The final attraction is the Hall of Inspiration, a well designed museum that walks you through seven rooms where you can learn about the Royal Mahidol family from inception to present. The museum traces not only their lives, but their accomplishments as well. Testimonials along the walls from locals who have been directly affected by the efforts of the Mahidol family attest to the important role they have played in developing Thai society.

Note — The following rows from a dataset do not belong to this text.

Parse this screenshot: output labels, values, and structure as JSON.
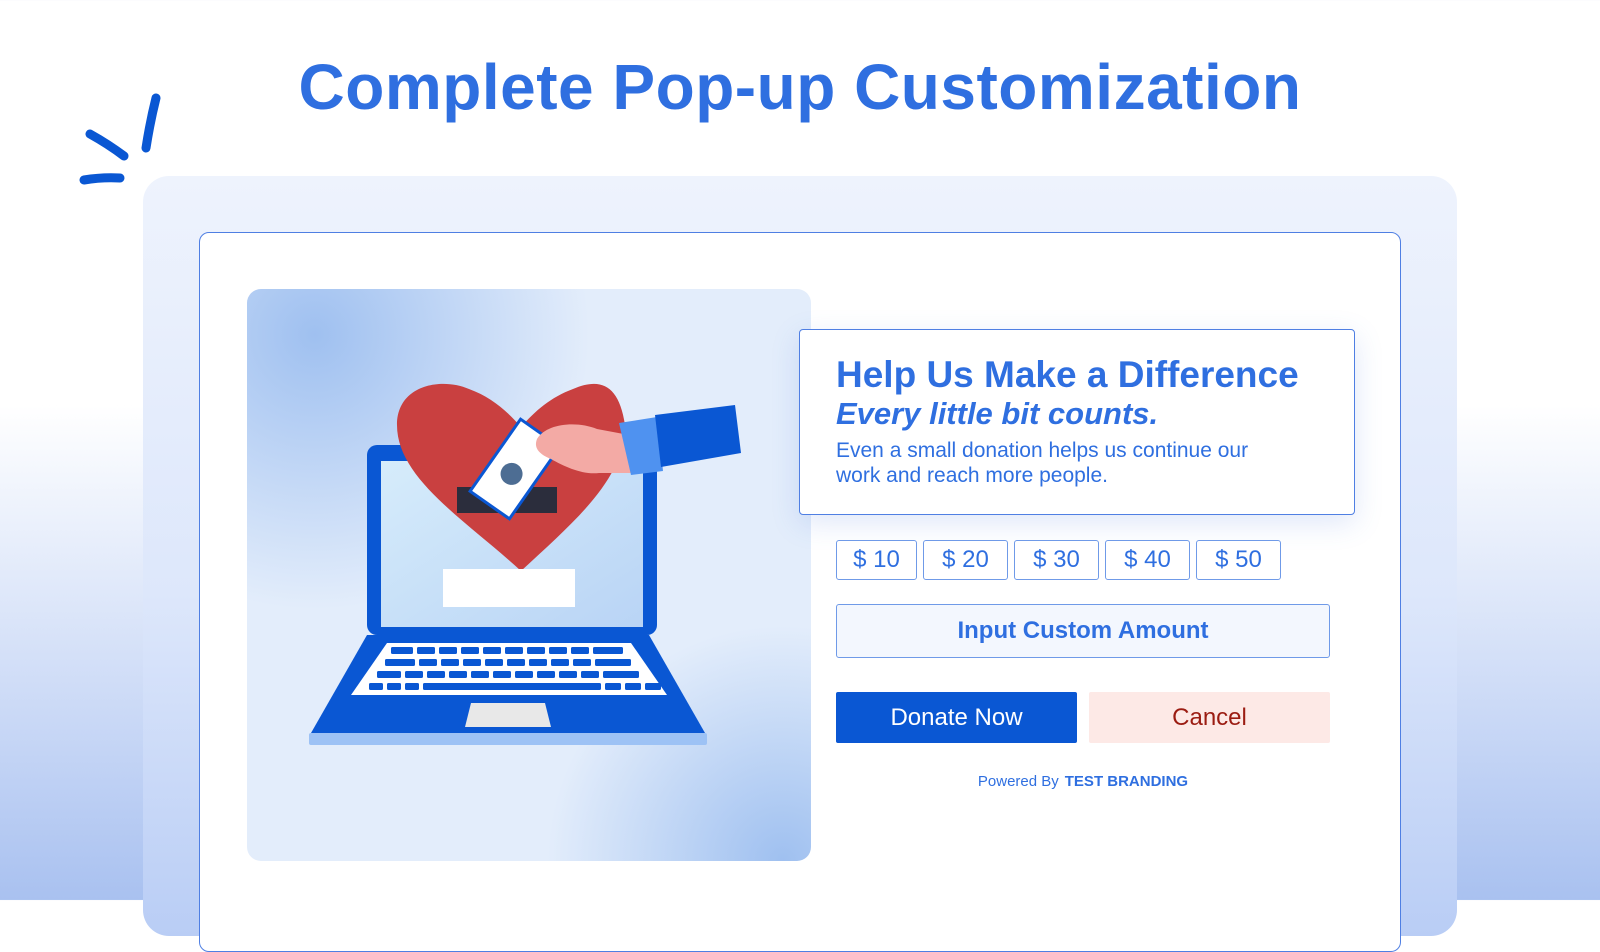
{
  "page": {
    "title": "Complete Pop-up Customization"
  },
  "popup": {
    "heading": "Help Us Make a Difference",
    "subheading": "Every little bit counts.",
    "body": "Even a small donation helps us continue our work and reach more people.",
    "amounts": [
      "$ 10",
      "$ 20",
      "$ 30",
      "$ 40",
      "$ 50"
    ],
    "custom_amount_label": "Input Custom Amount",
    "donate_label": "Donate Now",
    "cancel_label": "Cancel",
    "powered_by_label": "Powered By",
    "brand_name": "TEST BRANDING"
  },
  "colors": {
    "accent": "#2f6fe0",
    "donate_bg": "#0a57d3",
    "cancel_bg": "#fde9e6",
    "cancel_text": "#9b1c12",
    "heart": "#c94040"
  },
  "icons": {
    "decoration": "sparkle-lines-icon",
    "illustration": "laptop-heart-donation-illustration"
  }
}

Whether the breathtaking views have stolen your attention, or the serenity of the mountain top is too difficult to part with, if you decide to stay at Doi Tung for more than a day, you can. The DoiTung Lodge provides simple, yet clean and well-equipped rooms for you to rest and the two restaurants on the grounds will leave you asking for seconds. There’s even a little bit of shopping to be done at the DoiTung lifestyle store where you can buy anything from a post card to a new business suit, all hand-made and unique to the Doi Tung culture. After a long day of walking, give your feet a rest and sip on a delicious Macadamia Nut Frappe at the Cafe DoiTung (one of the 25 outlets found in Thailand). If the mountain hasn’t tired you out yet, stop by the gym in the evening for a game of badminton or take a jog around the track to unwind. Your options abound!

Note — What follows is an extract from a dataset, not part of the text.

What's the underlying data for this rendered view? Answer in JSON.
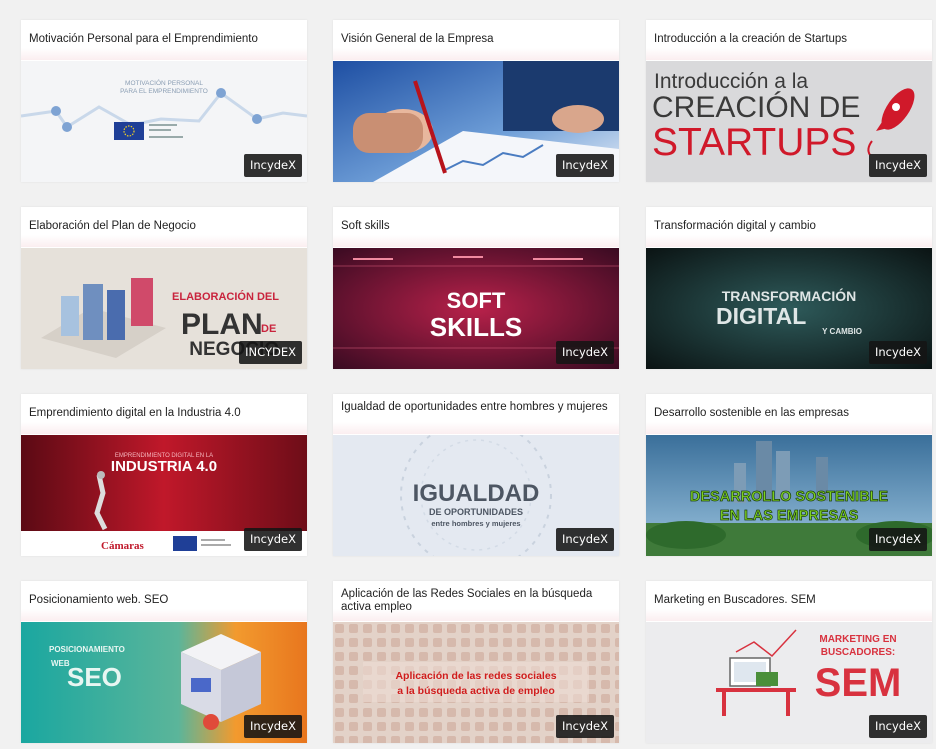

The Doi Tung Development Project is just one of the three such projects in Northern Thailand. The Mae Fah Luang Art and Cultural Park and the Hall of Opium in Chiang Rai complete the trio. Originally a centre for the preservation of Lanna and Greater Mekong cultures, the Art and Cultural Park serves today not only as a cultural safe house, but also as a home to hundreds of youth with no access to education. There they can gain practical skills to improve their communities, as well as contribute to the protection of their traditions. The Hall of Opium is a museum dedicated to reducing the demand for opium by educating the public about its 5,000 year history and its effects on the individual and society as a whole. True to her beliefs and goals, HRH insisted on tackling the problem from its roots, insisting that education is the key to development.

A trip to Doi Tung, even if just for a day, is sure to provide some much needed relaxation, a wonderful view and delightfully tasty Northern Thai cuisine. All proceeds go to the continuation of the project as government funding stopped in 2002, so take a trip off the beaten path (preferably between October and April), it’ll be good for you and for the environment. Literally!